Formé d’une caisse en bois rectangulaire d’un mètre de long, le marovany est constitué de 22 cordes. Maky raconte, les yeux plein d’étoiles, que dans les soirées traditionnelles en brousse on chante et on tape dans les mains, au rythme de cet instrument quand on veut que les tromba viennent soigner et guérir les malades. Et d’ajouter, très sombre : « cet instrument exige le respect de tous ».
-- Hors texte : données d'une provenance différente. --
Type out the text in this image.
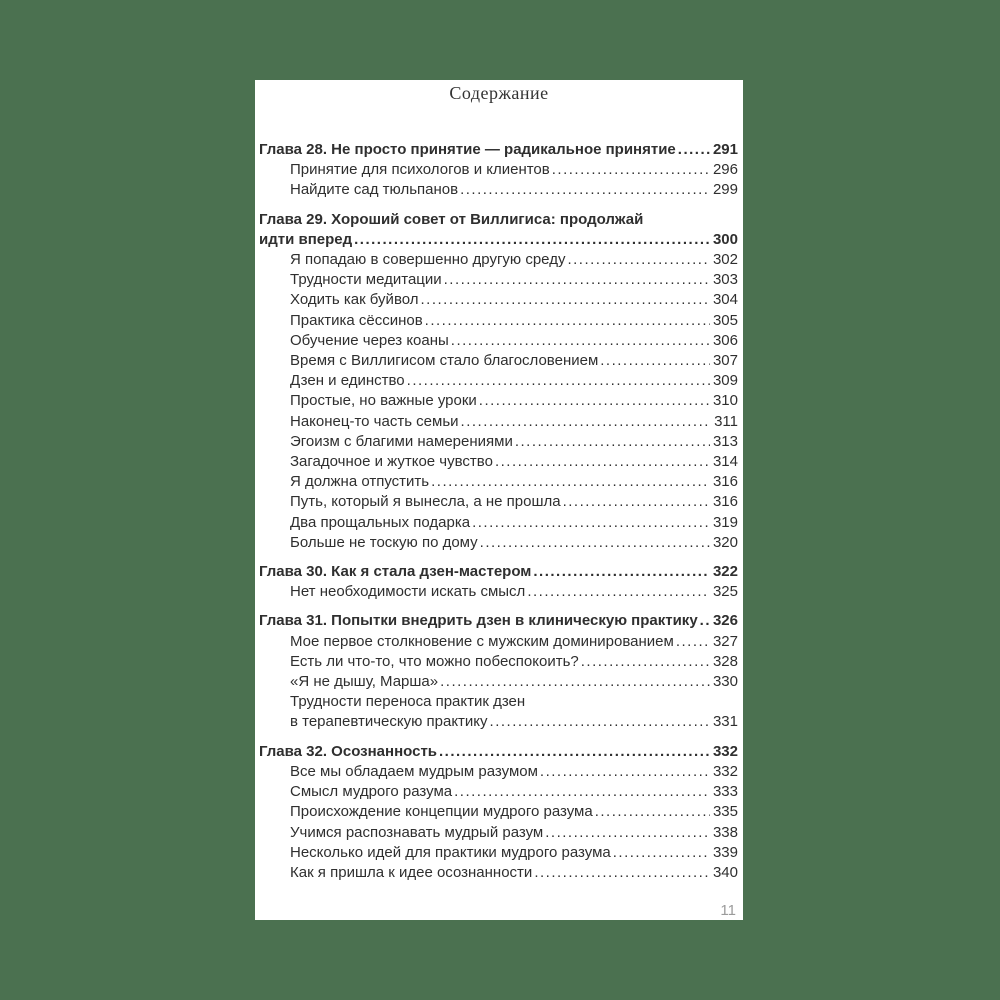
Содержание
Глава 28. Не просто принятие — радикальное принятие ..... 291
Принятие для психологов и клиентов .....	296
Найдите сад тюльпанов .....	299
Глава 29. Хороший совет от Виллигиса: продолжай
идти вперед .....	300
Я попадаю в совершенно другую среду .....	302
Трудности медитации .....	303
Ходить как буйвол .....	304
Практика сёссинов .....	305
Обучение через коаны .....	306
Время с Виллигисом стало благословением .....	307
Дзен и единство .....	309
Простые, но важные уроки .....	310
Наконец-то часть семьи .....	311
Эгоизм с благими намерениями .....	313
Загадочное и жуткое чувство .....	314
Я должна отпустить .....	316
Путь, который я вынесла, а не прошла .....	316
Два прощальных подарка .....	319
Больше не тоскую по дому .....	320
Глава 30. Как я стала дзен-мастером .....	322
Нет необходимости искать смысл .....	325
Глава 31. Попытки внедрить дзен в клиническую практику ..... 326
Мое первое столкновение с мужским доминированием .....	327
Есть ли что-то, что можно побеспокоить? .....	328
«Я не дышу, Марша» .....	330
Трудности переноса практик дзен
в терапевтическую практику .....	331
Глава 32. Осознанность .....	332
Все мы обладаем мудрым разумом .....	332
Смысл мудрого разума .....	333
Происхождение концепции мудрого разума .....	335
Учимся распознавать мудрый разум .....	338
Несколько идей для практики мудрого разума .....	339
Как я пришла к идее осознанности .....	340
11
Celui qui n’a jamais vu Maky Rasta sur scène peut trouver ces propos étonnants. Maky Rasta n’est pourtant pas un chaman illuminé. Auteur de plusieurs albums (notamment Lah’Indringa en 2005), et entouré notamment de Laurent Augustin (basse), Didier Dijoux (batterie) et David Abrousse (percussions), il faut le voir sur scène pour appréhender pleinement la dimension spirituelle et corporelle (Katara et Lydia, deux danseuses, l’entourent souvent sur scène) de sa musique.
Un concert de Maky commence souvent ainsi : quelques rythmes tribaux, un sifflet comme dans les écoles de samba ; histoire de prendre les spectateurs par la main et de leur faire bouger les hanches. C’est la magie du groupe qui veut ça, dans les concerts de Maky, le public réagit au quart de tour. Dès lors, Guy peut commencer à les emmener loin, très loin et débuter sa transe.